# CTF Reverse - Language-Specific Techniques

## Table of Contents
- [Python Bytecode Reversing (dis.dis output)](#python-bytecode-reversing-disdis-output)
  - [Common Pattern: XOR Validation with Split Indices](#common-pattern-xor-validation-with-split-indices)
  - [Bytecode Analysis Tips](#bytecode-analysis-tips)
- [Python Opcode Remapping](#python-opcode-remapping)
  - [Identification](#identification)
  - [Recovery](#recovery)
- [Pyarmor 8/9 Static Unpack (1shot)](#pyarmor-89-static-unpack-1shot)
- [DOS Stub Analysis](#dos-stub-analysis)
- [Unity IL2CPP Games](#unity-il2cpp-games)
- [HarmonyOS HAP/ABC Reverse (abc-decompiler)](#harmonyos-hapabc-reverse-abc-decompiler)
- [Brainfuck/Esolangs](#brainfuckesolangs)
  - [Brainfuck Character-by-Character Static Analysis (BSidesSF 2026)](#brainfuck-character-by-character-static-analysis-bsidessf-2026)
  - [Brainfuck Side-Channel via Read Count Oracle (BSidesSF 2026)](#brainfuck-side-channel-via-read-count-oracle-bsidessf-2026)
  - [Brainfuck Comparison Idiom Detection (BSidesSF 2026)](#brainfuck-comparison-idiom-detection-bsidessf-2026)
- [UEFI Binary Analysis](#uefi-binary-analysis)
- [Transpilation to C](#transpilation-to-c)
- [Code Coverage Side-Channel Attack](#code-coverage-side-channel-attack)
- [Functional Language Reversing (OPAL)](#functional-language-reversing-opal)
- [Python Version-Specific Bytecode (VuwCTF 2025)](#python-version-specific-bytecode-vuwctf-2025)
- [Non-Bijective Substitution Cipher Reversing](#non-bijective-substitution-cipher-reversing)
- [FRACTRAN Program Inversion (Boston Key Party 2016)](#fractran-program-inversion-boston-key-party-2016)
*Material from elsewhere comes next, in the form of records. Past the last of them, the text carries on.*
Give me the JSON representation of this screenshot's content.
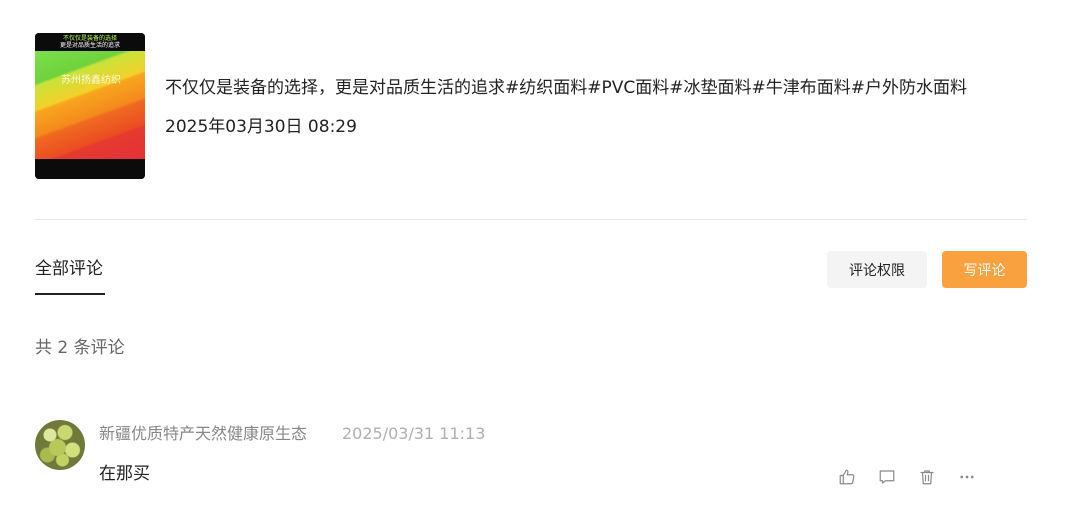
{
  "post": {
    "thumbnail": {
      "caption_line1": "不仅仅是装备的选择",
      "caption_line2": "更是对品质生活的追求",
      "brand": "苏州扬鑫纺织",
      "colors": [
        "#7be04a",
        "#f2d12a",
        "#f48a1c",
        "#ea4d22",
        "#e2313a"
      ]
    },
    "title": "不仅仅是装备的选择，更是对品质生活的追求#纺织面料#PVC面料#冰垫面料#牛津布面料#户外防水面料",
    "published_time": "2025年03月30日 08:29"
  },
  "comments_toolbar": {
    "tab_all_label": "全部评论",
    "permission_button_label": "评论权限",
    "write_button_label": "写评论",
    "accent_color": "#f9a03f"
  },
  "comments_count_text": "共 2 条评论",
  "comments": [
    {
      "author": "新疆优质特产天然健康原生态",
      "time": "2025/03/31 11:13",
      "text": "在那买",
      "actions": [
        "thumbs-up-icon",
        "comment-icon",
        "trash-icon",
        "more-icon"
      ]
    }
  ]
}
For platform/framework-specific techniques (Android, Roblox, Godot, Electron, Node.js, Verilog, Ruby/Perl polyglot, etc.), see [languages-platforms.md](languages-platforms.md).
For Go and Rust binary reversing, see [languages-compiled.md](languages-compiled.md).

---

## Python Bytecode Reversing (dis.dis output)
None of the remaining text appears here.